“Any third-party application that impedes on the competitive integrity in “Overwatch” is not allowed,” wrote community manager Tom Powers on Blizzard’s forums. “For example, a third-party application that offers users information such as enemy position, enemy health, enemy ability usage, or Ultimate readiness creates an uneven playing field for every other player in the map.”
Beyond vision, though, we might also add Activision-Blizzard’s financial interests. In many ways, the company’s approach to policy for third parties is best understood as game-dependent, which is why we have lots of third-party tools for “World of Warcraft” and relatively few for “Overwatch.” But it’s hard to talk about “Overwatch” without also talking about Overwatch League, a multi-hundred-million-dollar experiment that was carefully designed to look and feel like a traditional sports league in order to entice traditional sports conglomerates.

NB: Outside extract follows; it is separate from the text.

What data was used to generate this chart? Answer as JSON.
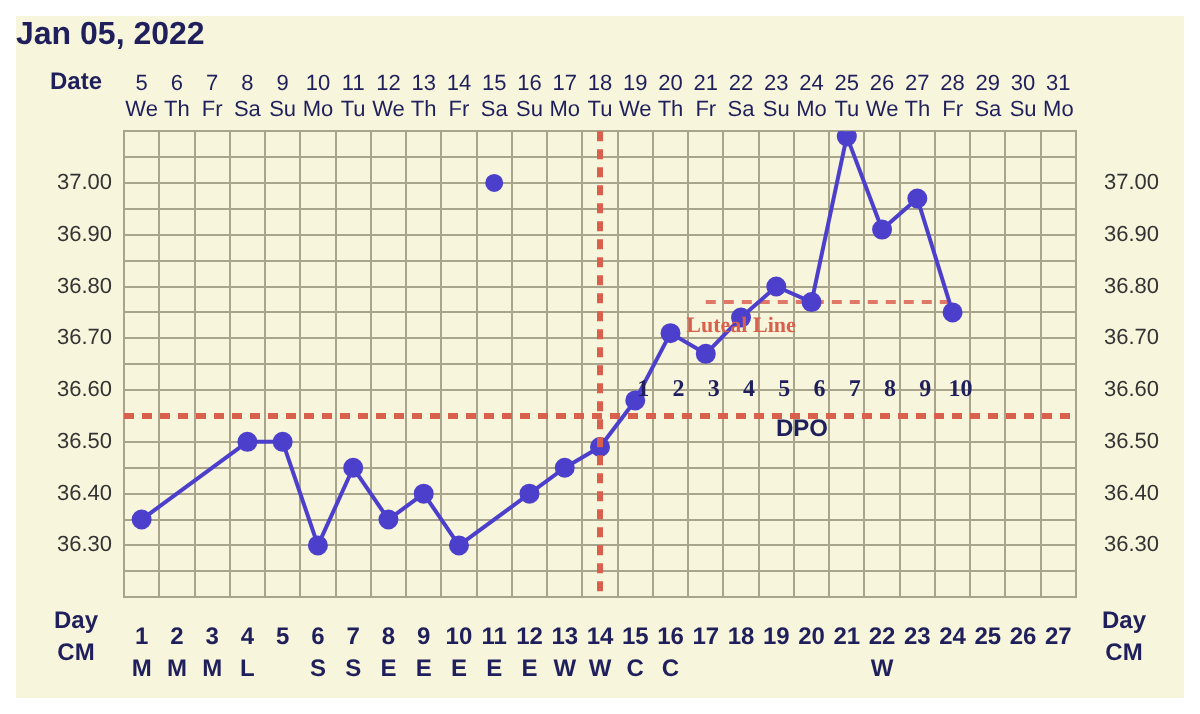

From this perspective, one way of thinking about Blizzard’s choice to shut Visor and Pursuit down, squandering millions of dollars of seed capital in the process, is as a kind of “correction” to one of the history of sports’ biggest missed opportunities. The sports industry couldn’t manage to hold on to data about their games, and two huge secondary markets – sports analytics and fantasy sports – popped up under their noses, but just out of their reach. Overwatch League is a chance to set the record straight. Blizzard’s rhetoric about third-party apps, in other words, smuggles a material goal (the expansion of markets) within an altruistic one (competitive integrity).